Several other merchants confirmed shifting returns to a self-service portal reduced the hassle of returns. And they maintained full control over what could be returned and how long after the purchase. It’s difficult to quantify exactly how much time our users save with the self-service returns portal. But what we can measure is the number of return labels merchants have had to void as unused.
After launching the Branded Returns Portal, merchants voided anywhere from 41% to 70% fewer return labels. Not only does this save plenty of trees every year, but it also enables merchants to focus on more important things.
“Every hour saved is an hour I can focus on strengthening my brand. And strengthening my relationships with the UFC athletes we sponsor,” said Field. “I’d much rather create or promote another episode of APEMAN UNCAGED than deal with ‘reverse logistics’,” he laughed.
This is right at the heart of what we want at ShipStation: to provide “big retailer efficiency” to everyone. We want merchants to be free to do what matters in growing their companies.
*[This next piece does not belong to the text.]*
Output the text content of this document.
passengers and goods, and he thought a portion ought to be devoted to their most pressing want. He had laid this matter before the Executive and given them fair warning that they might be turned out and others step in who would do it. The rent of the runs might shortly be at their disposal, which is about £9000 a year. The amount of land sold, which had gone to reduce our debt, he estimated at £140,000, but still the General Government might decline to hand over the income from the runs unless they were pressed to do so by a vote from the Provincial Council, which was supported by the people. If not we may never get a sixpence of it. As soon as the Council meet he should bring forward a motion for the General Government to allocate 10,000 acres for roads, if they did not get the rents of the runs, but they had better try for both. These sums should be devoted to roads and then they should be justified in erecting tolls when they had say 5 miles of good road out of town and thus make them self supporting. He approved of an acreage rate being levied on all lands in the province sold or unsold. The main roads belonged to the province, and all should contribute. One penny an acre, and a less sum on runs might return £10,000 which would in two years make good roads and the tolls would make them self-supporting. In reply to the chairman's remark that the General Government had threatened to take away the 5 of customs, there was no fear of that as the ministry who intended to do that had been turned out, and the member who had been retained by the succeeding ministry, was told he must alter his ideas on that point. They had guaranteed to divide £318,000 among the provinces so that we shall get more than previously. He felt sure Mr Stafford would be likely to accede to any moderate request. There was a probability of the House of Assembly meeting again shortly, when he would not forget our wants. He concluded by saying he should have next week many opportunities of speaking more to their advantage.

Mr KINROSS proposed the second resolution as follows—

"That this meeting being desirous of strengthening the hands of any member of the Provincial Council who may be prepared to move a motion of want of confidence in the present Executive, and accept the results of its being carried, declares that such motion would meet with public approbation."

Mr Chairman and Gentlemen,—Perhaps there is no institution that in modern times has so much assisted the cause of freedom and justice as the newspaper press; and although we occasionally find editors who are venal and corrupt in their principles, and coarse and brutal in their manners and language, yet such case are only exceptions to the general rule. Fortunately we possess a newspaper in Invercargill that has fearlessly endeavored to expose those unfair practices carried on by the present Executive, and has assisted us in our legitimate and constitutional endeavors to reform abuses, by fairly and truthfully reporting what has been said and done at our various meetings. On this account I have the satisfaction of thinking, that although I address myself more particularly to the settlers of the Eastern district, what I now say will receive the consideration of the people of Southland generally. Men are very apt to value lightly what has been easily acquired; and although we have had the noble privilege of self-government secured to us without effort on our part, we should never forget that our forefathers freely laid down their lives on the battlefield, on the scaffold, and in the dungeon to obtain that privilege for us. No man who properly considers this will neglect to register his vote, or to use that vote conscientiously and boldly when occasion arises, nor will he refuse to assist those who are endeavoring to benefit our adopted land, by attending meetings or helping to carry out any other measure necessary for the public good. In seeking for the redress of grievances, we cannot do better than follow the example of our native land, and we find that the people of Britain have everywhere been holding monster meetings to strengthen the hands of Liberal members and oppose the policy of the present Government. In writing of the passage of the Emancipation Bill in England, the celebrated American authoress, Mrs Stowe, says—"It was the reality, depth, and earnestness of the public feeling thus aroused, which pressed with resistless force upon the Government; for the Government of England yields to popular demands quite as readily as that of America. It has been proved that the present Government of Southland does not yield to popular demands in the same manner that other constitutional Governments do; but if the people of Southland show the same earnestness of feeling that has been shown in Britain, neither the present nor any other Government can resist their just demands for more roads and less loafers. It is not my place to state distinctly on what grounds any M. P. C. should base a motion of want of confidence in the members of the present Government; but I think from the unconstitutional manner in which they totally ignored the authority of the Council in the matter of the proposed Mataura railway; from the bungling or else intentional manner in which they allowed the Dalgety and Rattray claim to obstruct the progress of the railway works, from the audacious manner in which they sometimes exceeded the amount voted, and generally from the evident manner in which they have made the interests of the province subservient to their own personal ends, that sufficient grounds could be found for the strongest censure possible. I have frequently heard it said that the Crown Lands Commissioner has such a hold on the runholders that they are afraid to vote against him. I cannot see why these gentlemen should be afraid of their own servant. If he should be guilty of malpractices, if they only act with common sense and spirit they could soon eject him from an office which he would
So how do you manage returns? Care to share your data points or suggestions? Comment below or email [email protected].
If you want to see similar or even better results than those above, here’s what to do:
- Review your overall policy. Define one that makes sense for your brand based on your industry, margin, competition, and return costs.
- Be transparent about your returns policy. And place it prominently on your site. Even a strict but clear policy is better than keeping shoppers in the dark.
- Activate the ShipStation Branded Returns Portal – it is included in your plan – and add your rules to it. You can exclude certain items and define your returns window, e.g. 30 days.
- Track return reasons in “Insights” and share them with the company. Make them actionable improvement opportunities for all teams.
Pro Tip: If you suspect that many returns are due to staff errors, run the “Returned Products report”, and manually cross reference the “Outbound Shipping” column with the “Tracking Number” column for a Shipment Export / Shipped Orders report. You’ll then see which colleague needs a training.